I almost had a heart-attck looking at
one of the recent commits, featuring this diff:
diff --git a/Zotlabs/Lib/Config.php b/Zotlabs/Lib/Config.php
index cd8b08991..139affa09 100644
--- a/Zotlabs/Lib/Config.php
+++ b/Zotlabs/Lib/Config.php
@@ -132,8 +132,8 @@ class Config {
$value = App::$config[$family][$key];
if (! is_array($value)) {
- if (substr($value, 0, 5) == 'json:') {
- return json_decode(substr($value, 5), true);
+ if (str_starts_with($value, 'json:')) {
+ return unserialise($value);
} else if (preg_match('|^a:[0-9]+:{.*}$|s', $value)) {
// Unserialize in inherently unsafe. Try to mitigate by not
// allowing unserializing objects. Only kept for backwards
This seems like it reverts from the safe function
json_decode() to the unsafe, and
potentially dangerous unserialize() function. Something that would also break deserializing json payloads, which seems to contradict the purpose of the patch. (We luckily have tests that would have caught this, but nevertheless, the vulnerability analyst in me got a jump!)

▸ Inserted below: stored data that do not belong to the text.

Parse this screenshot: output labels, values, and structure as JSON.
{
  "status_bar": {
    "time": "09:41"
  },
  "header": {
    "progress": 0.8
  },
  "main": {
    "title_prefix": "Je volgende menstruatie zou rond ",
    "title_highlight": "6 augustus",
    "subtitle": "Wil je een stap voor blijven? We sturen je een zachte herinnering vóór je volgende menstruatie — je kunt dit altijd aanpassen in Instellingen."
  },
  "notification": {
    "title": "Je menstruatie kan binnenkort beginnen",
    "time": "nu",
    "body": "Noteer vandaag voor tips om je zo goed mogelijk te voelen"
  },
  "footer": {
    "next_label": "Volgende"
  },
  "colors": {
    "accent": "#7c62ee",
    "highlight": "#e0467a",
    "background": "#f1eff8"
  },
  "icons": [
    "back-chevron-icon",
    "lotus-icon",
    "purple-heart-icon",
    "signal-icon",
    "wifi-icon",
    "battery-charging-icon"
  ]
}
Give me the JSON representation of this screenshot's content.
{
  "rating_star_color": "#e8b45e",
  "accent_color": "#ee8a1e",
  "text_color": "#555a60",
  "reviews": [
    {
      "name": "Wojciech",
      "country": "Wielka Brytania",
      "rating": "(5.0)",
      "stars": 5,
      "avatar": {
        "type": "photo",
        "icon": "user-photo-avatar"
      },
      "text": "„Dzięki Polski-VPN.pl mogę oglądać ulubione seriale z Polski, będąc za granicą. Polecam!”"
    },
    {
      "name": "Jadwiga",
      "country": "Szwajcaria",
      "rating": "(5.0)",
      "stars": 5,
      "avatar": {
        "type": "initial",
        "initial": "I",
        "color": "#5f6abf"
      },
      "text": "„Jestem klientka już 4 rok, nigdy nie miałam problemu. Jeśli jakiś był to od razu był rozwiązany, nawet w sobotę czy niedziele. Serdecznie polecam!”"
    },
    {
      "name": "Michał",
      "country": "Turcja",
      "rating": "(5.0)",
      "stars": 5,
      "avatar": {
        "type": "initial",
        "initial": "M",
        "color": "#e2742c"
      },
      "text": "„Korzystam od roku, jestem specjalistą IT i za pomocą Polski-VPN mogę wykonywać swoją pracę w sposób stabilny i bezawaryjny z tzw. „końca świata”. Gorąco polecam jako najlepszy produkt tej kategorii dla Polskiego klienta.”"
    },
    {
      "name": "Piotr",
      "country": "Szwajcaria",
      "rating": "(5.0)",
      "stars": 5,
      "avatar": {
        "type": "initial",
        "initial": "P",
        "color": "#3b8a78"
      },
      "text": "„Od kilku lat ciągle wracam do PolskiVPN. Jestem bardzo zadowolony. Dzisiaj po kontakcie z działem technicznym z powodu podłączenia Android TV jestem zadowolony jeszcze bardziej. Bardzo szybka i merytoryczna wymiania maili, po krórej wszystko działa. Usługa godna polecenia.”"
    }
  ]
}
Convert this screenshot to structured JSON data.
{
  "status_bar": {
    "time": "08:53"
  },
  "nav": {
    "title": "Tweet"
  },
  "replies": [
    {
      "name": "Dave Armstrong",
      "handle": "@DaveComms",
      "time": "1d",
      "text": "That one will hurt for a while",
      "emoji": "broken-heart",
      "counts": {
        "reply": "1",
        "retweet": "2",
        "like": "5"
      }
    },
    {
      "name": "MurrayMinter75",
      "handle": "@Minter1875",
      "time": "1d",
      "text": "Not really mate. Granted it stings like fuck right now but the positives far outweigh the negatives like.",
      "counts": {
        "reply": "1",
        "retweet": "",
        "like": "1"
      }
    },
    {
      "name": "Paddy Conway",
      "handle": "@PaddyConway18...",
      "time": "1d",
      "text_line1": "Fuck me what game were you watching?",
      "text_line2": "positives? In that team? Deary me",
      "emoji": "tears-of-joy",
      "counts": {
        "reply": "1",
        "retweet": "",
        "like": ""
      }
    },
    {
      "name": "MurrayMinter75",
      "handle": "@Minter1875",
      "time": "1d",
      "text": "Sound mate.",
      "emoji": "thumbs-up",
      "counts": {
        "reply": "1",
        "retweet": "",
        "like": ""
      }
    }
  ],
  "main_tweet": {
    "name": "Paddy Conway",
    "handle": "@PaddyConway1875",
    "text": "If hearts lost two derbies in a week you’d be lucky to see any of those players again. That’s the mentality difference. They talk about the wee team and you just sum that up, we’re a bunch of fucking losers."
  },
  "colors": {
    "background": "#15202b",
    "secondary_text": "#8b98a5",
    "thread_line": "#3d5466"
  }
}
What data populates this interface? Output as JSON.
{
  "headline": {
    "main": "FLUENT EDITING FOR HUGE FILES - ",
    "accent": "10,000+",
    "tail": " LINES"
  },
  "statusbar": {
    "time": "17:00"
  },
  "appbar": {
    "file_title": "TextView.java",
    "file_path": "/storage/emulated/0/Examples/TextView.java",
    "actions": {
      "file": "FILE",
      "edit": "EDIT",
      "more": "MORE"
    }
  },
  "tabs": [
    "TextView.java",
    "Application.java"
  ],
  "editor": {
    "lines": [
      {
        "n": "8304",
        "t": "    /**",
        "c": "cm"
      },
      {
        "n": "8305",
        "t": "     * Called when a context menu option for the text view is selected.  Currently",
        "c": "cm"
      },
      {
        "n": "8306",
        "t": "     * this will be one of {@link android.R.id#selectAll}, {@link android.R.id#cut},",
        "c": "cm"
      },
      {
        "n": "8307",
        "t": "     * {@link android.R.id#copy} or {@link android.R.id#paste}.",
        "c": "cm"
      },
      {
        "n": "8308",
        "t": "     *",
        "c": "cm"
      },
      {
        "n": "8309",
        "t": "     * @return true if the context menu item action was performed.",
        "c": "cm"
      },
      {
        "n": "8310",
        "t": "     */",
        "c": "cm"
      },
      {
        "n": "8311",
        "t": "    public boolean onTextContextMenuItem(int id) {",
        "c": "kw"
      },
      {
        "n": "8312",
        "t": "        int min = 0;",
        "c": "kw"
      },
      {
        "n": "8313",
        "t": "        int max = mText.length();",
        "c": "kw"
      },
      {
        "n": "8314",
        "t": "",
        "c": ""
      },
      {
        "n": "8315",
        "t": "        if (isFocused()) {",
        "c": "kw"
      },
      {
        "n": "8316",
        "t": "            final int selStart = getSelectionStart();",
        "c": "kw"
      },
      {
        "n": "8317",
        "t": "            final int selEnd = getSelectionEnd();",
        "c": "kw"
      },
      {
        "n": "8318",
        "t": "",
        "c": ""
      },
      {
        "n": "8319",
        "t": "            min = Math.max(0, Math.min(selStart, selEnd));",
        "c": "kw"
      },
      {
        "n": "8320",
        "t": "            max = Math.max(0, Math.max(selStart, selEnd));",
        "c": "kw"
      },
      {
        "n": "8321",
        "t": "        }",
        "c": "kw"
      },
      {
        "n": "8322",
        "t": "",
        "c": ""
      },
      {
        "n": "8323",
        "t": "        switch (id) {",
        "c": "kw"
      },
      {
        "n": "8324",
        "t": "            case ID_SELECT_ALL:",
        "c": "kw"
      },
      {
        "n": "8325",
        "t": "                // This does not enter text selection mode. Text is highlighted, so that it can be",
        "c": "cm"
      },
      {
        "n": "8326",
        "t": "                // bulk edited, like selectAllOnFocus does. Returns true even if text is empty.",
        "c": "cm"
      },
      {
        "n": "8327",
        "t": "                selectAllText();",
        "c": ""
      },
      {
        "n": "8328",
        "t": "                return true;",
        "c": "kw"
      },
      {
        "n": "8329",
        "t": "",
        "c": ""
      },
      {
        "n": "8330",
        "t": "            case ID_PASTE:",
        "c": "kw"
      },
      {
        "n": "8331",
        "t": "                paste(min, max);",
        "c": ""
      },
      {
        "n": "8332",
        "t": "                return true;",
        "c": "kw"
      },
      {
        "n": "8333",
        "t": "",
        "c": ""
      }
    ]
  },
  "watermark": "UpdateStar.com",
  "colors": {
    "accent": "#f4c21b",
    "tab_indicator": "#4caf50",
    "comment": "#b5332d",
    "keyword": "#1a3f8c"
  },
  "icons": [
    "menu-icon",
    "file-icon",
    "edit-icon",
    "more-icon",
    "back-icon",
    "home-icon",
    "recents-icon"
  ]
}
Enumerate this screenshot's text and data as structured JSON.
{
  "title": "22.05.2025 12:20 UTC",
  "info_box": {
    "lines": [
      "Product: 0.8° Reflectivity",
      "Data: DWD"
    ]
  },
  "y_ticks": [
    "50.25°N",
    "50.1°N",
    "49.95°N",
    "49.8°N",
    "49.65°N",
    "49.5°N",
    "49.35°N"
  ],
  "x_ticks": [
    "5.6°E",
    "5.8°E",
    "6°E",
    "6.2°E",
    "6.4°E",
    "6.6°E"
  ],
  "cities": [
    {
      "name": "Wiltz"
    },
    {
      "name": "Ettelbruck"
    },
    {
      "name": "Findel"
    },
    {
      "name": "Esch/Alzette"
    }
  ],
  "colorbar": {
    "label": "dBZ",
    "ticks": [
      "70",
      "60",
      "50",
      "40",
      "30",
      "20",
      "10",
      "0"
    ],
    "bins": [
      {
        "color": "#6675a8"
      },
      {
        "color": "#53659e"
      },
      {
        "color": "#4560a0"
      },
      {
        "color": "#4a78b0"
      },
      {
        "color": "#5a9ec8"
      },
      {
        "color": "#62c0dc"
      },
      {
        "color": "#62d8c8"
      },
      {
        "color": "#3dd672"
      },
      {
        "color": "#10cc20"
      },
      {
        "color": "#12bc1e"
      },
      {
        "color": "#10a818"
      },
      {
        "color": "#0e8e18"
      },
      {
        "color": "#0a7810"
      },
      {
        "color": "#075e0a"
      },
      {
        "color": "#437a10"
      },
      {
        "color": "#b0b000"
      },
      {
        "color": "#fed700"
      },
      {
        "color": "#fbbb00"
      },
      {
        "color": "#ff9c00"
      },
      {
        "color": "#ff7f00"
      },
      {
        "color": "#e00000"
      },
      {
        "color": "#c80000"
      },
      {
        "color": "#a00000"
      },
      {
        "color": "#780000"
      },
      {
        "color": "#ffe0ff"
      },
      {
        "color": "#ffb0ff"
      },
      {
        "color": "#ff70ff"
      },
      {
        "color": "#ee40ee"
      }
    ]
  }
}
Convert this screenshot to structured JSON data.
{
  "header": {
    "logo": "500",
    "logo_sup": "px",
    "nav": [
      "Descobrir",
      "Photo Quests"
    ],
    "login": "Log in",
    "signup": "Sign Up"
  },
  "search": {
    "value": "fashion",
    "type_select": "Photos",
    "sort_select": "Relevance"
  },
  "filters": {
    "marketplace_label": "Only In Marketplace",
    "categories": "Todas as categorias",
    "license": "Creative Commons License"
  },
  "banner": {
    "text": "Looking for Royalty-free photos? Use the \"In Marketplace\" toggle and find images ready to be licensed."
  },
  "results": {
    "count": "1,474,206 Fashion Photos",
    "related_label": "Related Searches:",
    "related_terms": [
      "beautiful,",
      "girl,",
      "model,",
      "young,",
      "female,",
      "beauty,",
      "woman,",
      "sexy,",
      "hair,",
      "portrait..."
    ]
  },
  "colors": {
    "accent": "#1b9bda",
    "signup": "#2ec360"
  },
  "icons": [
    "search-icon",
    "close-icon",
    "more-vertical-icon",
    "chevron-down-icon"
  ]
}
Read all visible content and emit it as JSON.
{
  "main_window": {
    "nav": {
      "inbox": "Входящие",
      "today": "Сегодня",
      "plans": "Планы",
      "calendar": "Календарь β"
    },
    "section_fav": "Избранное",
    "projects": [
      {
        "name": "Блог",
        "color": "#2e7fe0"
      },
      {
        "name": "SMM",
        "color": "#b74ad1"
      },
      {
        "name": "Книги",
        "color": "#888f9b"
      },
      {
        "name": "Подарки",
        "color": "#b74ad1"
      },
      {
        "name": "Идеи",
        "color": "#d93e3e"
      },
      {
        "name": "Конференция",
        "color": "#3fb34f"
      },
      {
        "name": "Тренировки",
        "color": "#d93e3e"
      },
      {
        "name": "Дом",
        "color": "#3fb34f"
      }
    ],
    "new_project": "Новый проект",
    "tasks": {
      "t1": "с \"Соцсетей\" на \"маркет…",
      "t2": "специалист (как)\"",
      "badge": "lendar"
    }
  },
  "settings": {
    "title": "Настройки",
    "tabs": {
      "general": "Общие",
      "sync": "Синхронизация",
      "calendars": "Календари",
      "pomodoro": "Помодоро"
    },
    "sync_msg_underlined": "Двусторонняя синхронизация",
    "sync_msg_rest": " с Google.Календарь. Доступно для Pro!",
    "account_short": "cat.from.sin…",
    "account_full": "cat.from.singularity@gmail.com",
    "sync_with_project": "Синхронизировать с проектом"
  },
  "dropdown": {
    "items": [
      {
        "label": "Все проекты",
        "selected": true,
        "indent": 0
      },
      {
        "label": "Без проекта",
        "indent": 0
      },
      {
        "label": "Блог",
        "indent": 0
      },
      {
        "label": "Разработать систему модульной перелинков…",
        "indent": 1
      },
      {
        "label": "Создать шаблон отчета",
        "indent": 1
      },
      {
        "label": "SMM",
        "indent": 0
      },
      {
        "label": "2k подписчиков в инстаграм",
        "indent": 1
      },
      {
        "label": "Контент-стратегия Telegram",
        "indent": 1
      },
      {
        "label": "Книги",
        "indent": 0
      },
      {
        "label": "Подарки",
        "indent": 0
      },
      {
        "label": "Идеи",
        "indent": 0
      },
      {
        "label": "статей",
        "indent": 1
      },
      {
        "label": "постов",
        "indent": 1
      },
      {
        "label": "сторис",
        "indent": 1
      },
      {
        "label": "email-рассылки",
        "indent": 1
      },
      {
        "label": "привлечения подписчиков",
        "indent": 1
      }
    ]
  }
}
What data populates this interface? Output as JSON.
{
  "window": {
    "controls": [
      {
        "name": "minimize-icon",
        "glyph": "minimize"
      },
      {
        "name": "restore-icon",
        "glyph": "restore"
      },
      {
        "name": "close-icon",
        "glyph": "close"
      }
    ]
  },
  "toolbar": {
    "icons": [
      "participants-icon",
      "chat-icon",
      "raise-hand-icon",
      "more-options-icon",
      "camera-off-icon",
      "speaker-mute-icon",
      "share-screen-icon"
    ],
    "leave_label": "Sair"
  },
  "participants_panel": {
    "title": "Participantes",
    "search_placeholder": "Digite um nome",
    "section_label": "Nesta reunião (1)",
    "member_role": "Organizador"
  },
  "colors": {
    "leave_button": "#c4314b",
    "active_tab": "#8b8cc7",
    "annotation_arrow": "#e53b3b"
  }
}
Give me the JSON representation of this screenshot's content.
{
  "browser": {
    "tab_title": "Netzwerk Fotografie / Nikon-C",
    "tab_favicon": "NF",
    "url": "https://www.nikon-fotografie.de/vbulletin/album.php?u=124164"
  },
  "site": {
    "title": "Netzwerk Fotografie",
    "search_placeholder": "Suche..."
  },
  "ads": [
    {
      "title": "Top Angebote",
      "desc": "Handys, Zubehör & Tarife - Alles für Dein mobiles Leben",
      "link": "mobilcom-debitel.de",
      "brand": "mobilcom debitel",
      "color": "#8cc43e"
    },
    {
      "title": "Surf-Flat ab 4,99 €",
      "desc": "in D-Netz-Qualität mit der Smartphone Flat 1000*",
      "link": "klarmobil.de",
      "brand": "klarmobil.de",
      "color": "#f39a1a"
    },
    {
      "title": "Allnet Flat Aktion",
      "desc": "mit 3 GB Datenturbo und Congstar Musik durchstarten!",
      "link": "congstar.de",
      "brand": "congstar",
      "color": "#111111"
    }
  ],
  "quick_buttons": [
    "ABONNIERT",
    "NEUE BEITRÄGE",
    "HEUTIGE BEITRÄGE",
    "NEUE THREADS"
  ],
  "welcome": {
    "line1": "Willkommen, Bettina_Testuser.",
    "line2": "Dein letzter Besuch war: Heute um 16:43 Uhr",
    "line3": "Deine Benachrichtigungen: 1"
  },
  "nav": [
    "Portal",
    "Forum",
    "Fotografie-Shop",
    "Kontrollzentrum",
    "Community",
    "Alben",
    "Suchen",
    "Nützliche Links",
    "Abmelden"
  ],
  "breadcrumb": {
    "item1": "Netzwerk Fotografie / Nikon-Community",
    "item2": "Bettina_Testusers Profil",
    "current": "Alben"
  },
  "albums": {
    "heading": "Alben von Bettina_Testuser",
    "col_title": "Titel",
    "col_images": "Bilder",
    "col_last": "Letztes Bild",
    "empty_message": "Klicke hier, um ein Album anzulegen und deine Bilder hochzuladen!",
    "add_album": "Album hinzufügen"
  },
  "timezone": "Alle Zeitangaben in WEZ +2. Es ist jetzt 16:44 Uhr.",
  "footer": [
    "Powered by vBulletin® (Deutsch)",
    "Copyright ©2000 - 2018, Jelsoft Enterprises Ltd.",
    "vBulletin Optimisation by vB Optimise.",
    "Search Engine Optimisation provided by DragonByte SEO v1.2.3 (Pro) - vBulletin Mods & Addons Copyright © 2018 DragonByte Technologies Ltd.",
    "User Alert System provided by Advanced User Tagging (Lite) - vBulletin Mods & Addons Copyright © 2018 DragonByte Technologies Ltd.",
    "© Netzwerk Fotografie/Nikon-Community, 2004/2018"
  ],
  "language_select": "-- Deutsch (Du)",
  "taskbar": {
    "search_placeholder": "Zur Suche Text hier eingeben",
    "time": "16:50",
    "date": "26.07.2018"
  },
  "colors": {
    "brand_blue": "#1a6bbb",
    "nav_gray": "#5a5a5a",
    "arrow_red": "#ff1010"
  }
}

The keen eye will discover that it's not changing to use
unserialize(), but
unserialise(). That's a
one letter difference! While easy to misread, it's also easy to mistype, which very likely would introduce exploitable vulnerabilities.
I would suggest that if we are to keep the
unserialise() function, we should at least give it a better name.
safe_unserialize_json() perhaps?
In this particular case, I don't really see the point of using it over just
json_decode() anyways. The only thing it gives us is that it checks that the value to unserialize is not an array, and whether it starts with the text "json:". We have already checked both of these conditions before calling the function here.
But at least let's give it a less confusing name!